Versos de Misericórdia

Versos de Misericórdia

I.

Teus olhos, minha donzela da decomposição,

Penetravam meu corpo como ganchos afiados,

Rasgando-me a pele, fazendo-me gemer agoniado

Lamentando tuas palavras de terrível rejeição.

As tuas garras sombrias, ó meu amor indigesto,

Mergulharam na minha garganta, faringe adentro,

Fazendo-me vomitar todo o meu alento,

Deixando apenas teu desprezo como o resto.

Os espinhos da tua pele, negra como teu silêncio,

Cortaram a ingenuidade da minha epiderme.

Gritar-te a minha dor tornou-se meu vício néscio,

Quando vi minha carne alimentar o teu desejo de verme.

Você me espancou, meu amor, sem remorso ou cerimônia,

Jogou-me no chão, chutou-me com deliciosa violência.

Cuspiu no meu cadáver sem nenhum tipo de parcimônia,

Deixou-me à beira a morte, poupando benevolência.

II.

Somente quando, humilhado, implorei o suficiente

É que lançastes sobre mim teu olhar de misericórdia.
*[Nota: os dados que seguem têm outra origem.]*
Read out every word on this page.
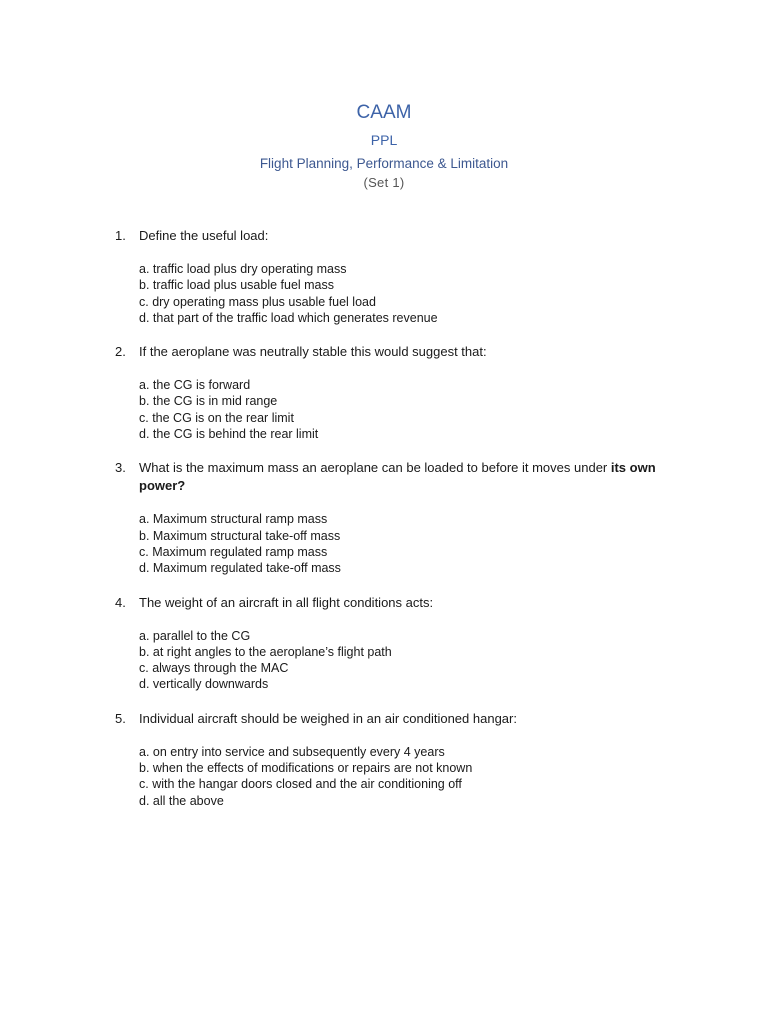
CAAM
PPL
Flight Planning, Performance & Limitation
(Set 1)
1.	Define the useful load:
a. traffic load plus dry operating mass
b. traffic load plus usable fuel mass
c. dry operating mass plus usable fuel load
d. that part of the traffic load which generates revenue
2.	If the aeroplane was neutrally stable this would suggest that:
a. the CG is forward
b. the CG is in mid range
c. the CG is on the rear limit
d. the CG is behind the rear limit
3.	What is the maximum mass an aeroplane can be loaded to before it moves under its own power?
a. Maximum structural ramp mass
b. Maximum structural take-off mass
c. Maximum regulated ramp mass
d. Maximum regulated take-off mass
4.	The weight of an aircraft in all flight conditions acts:
a. parallel to the CG
b. at right angles to the aeroplane’s flight path
c. always through the MAC
d. vertically downwards
5.	Individual aircraft should be weighed in an air conditioned hangar:
a. on entry into service and subsequently every 4 years
b. when the effects of modifications or repairs are not known
c. with the hangar doors closed and the air conditioning off
d. all the above
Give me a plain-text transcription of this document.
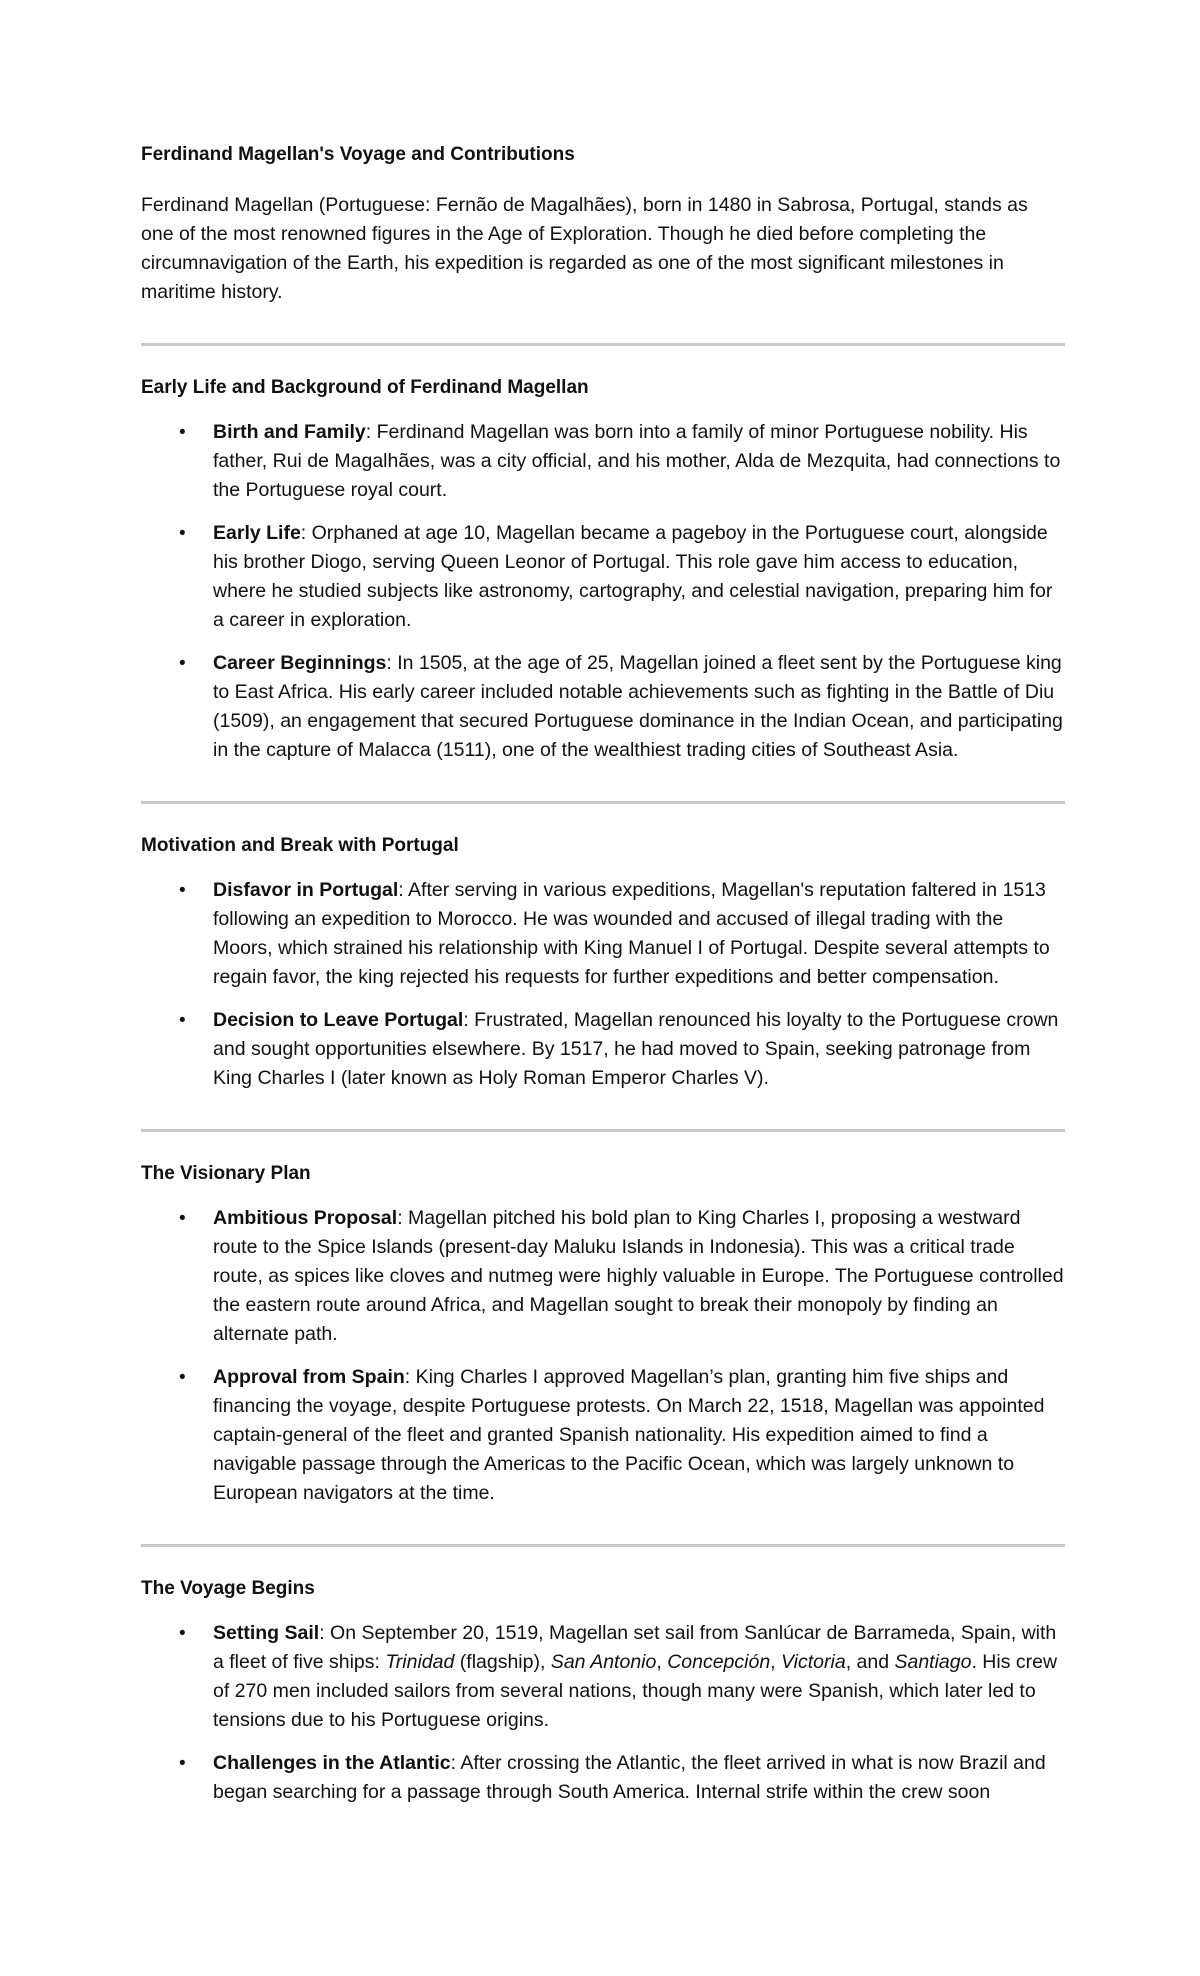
Ferdinand Magellan's Voyage and Contributions

Ferdinand Magellan (Portuguese: Fernão de Magalhães), born in 1480 in Sabrosa, Portugal, stands as one of the most renowned figures in the Age of Exploration. Though he died before completing the circumnavigation of the Earth, his expedition is regarded as one of the most significant milestones in maritime history.

Early Life and Background of Ferdinand Magellan
• Birth and Family: Ferdinand Magellan was born into a family of minor Portuguese nobility. His father, Rui de Magalhães, was a city official, and his mother, Alda de Mezquita, had connections to the Portuguese royal court.
• Early Life: Orphaned at age 10, Magellan became a pageboy in the Portuguese court, alongside his brother Diogo, serving Queen Leonor of Portugal. This role gave him access to education, where he studied subjects like astronomy, cartography, and celestial navigation, preparing him for a career in exploration.
• Career Beginnings: In 1505, at the age of 25, Magellan joined a fleet sent by the Portuguese king to East Africa. His early career included notable achievements such as fighting in the Battle of Diu (1509), an engagement that secured Portuguese dominance in the Indian Ocean, and participating in the capture of Malacca (1511), one of the wealthiest trading cities of Southeast Asia.
Motivation and Break with Portugal
• Disfavor in Portugal: After serving in various expeditions, Magellan's reputation faltered in 1513 following an expedition to Morocco. He was wounded and accused of illegal trading with the Moors, which strained his relationship with King Manuel I of Portugal. Despite several attempts to regain favor, the king rejected his requests for further expeditions and better compensation.
• Decision to Leave Portugal: Frustrated, Magellan renounced his loyalty to the Portuguese crown and sought opportunities elsewhere. By 1517, he had moved to Spain, seeking patronage from King Charles I (later known as Holy Roman Emperor Charles V).
The Visionary Plan
• Ambitious Proposal: Magellan pitched his bold plan to King Charles I, proposing a westward route to the Spice Islands (present-day Maluku Islands in Indonesia). This was a critical trade route, as spices like cloves and nutmeg were highly valuable in Europe. The Portuguese controlled the eastern route around Africa, and Magellan sought to break their monopoly by finding an alternate path.
• Approval from Spain: King Charles I approved Magellan’s plan, granting him five ships and financing the voyage, despite Portuguese protests. On March 22, 1518, Magellan was appointed captain-general of the fleet and granted Spanish nationality. His expedition aimed to find a navigable passage through the Americas to the Pacific Ocean, which was largely unknown to European navigators at the time.
The Voyage Begins
• Setting Sail: On September 20, 1519, Magellan set sail from Sanlúcar de Barrameda, Spain, with a fleet of five ships: Trinidad (flagship), San Antonio, Concepción, Victoria, and Santiago. His crew of 270 men included sailors from several nations, though many were Spanish, which later led to tensions due to his Portuguese origins.
• Challenges in the Atlantic: After crossing the Atlantic, the fleet arrived in what is now Brazil and began searching for a passage through South America. Internal strife within the crew soon
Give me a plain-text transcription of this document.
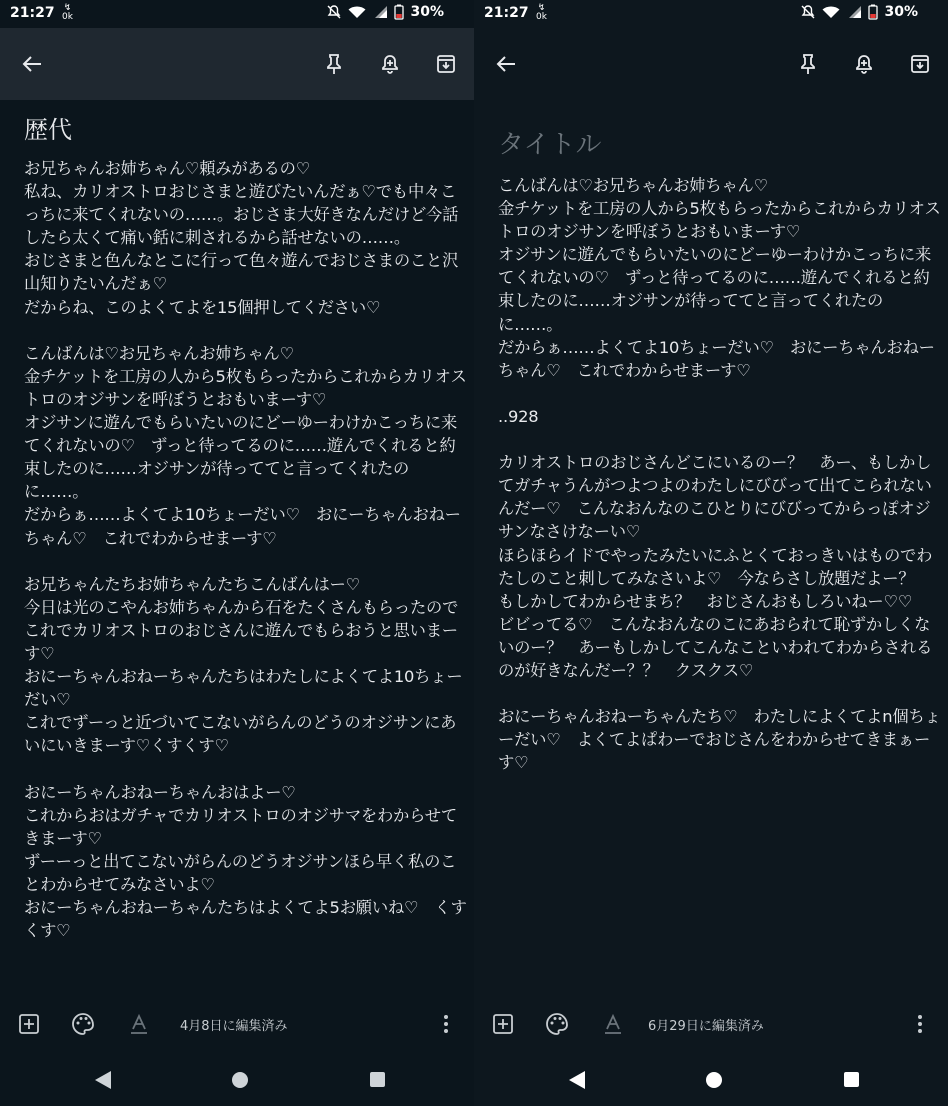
21:27 ↯
0k	30%
歴代
お兄ちゃんお姉ちゃん♡頼みがあるの♡
私ね、カリオストロおじさまと遊びたいんだぁ♡でも中々こっちに来てくれないの……。おじさま大好きなんだけど今話したら太くて痛い銛に刺されるから話せないの……。
おじさまと色んなとこに行って色々遊んでおじさまのこと沢山知りたいんだぁ♡
だからね、このよくてよを15個押してください♡

こんばんは♡お兄ちゃんお姉ちゃん♡
金チケットを工房の人から5枚もらったからこれからカリオストロのオジサンを呼ぼうとおもいまーす♡
オジサンに遊んでもらいたいのにどーゆーわけかこっちに来てくれないの♡　ずっと待ってるのに……遊んでくれると約束したのに……オジサンが待っててと言ってくれたのに……。
だからぁ……よくてよ10ちょーだい♡　おにーちゃんおねーちゃん♡　これでわからせまーす♡

お兄ちゃんたちお姉ちゃんたちこんばんはー♡
今日は光のこやんお姉ちゃんから石をたくさんもらったのでこれでカリオストロのおじさんに遊んでもらおうと思いまーす♡
おにーちゃんおねーちゃんたちはわたしによくてよ10ちょーだい♡
これでずーっと近づいてこないがらんのどうのオジサンにあいにいきまーす♡くすくす♡

おにーちゃんおねーちゃんおはよー♡
これからおはガチャでカリオストロのオジサマをわからせてきまーす♡
ずーーっと出てこないがらんのどうオジサンほら早く私のことわからせてみなさいよ♡
おにーちゃんおねーちゃんたちはよくてよ5お願いね♡　くすくす♡
4月8日に編集済み
21:27 ↯
0k	30%
タイトル
こんばんは♡お兄ちゃんお姉ちゃん♡
金チケットを工房の人から5枚もらったからこれからカリオストロのオジサンを呼ぼうとおもいまーす♡
オジサンに遊んでもらいたいのにどーゆーわけかこっちに来てくれないの♡　ずっと待ってるのに……遊んでくれると約束したのに……オジサンが待っててと言ってくれたのに……。
だからぁ……よくてよ10ちょーだい♡　おにーちゃんおねーちゃん♡　これでわからせまーす♡

..928

カリオストロのおじさんどこにいるのー？　あー、もしかしてガチャうんがつよつよのわたしにびびって出てこられないんだー♡　こんなおんなのこひとりにびびってからっぽオジサンなさけなーい♡
ほらほらイドでやったみたいにふとくておっきいはものでわたしのこと刺してみなさいよ♡　今ならさし放題だよー？　もしかしてわからせまち？　おじさんおもしろいねー♡♡　ビビってる♡　こんなおんなのこにあおられて恥ずかしくないのー？　あーもしかしてこんなこといわれてわからされるのが好きなんだー？？　クスクス♡

おにーちゃんおねーちゃんたち♡　わたしによくてよn個ちょーだい♡　よくてよぱわーでおじさんをわからせてきまぁーす♡
6月29日に編集済み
A hipnose da tua íris, cintilante como lua crescente,

Afastou e fez valer toda dor, toda ânsia odiosa.

Sobre o mar do teu olhar não existe austeridade,

A negritude da tempestade torna-se doce acalento,

Os sentimentos, agora em terra, não são lamentos

E tudo isso vem sob a luz da tua santa piedade!

Ah! Teu doce abraço! Teu tenro afago de amizade!

Como bálsamo divino, fez curar meus ferimentos.

Teus braços me acolheram no olimpo da tua cumplicidade.

E a tortura, se um dia existiu, explodiu em mil fragmentos!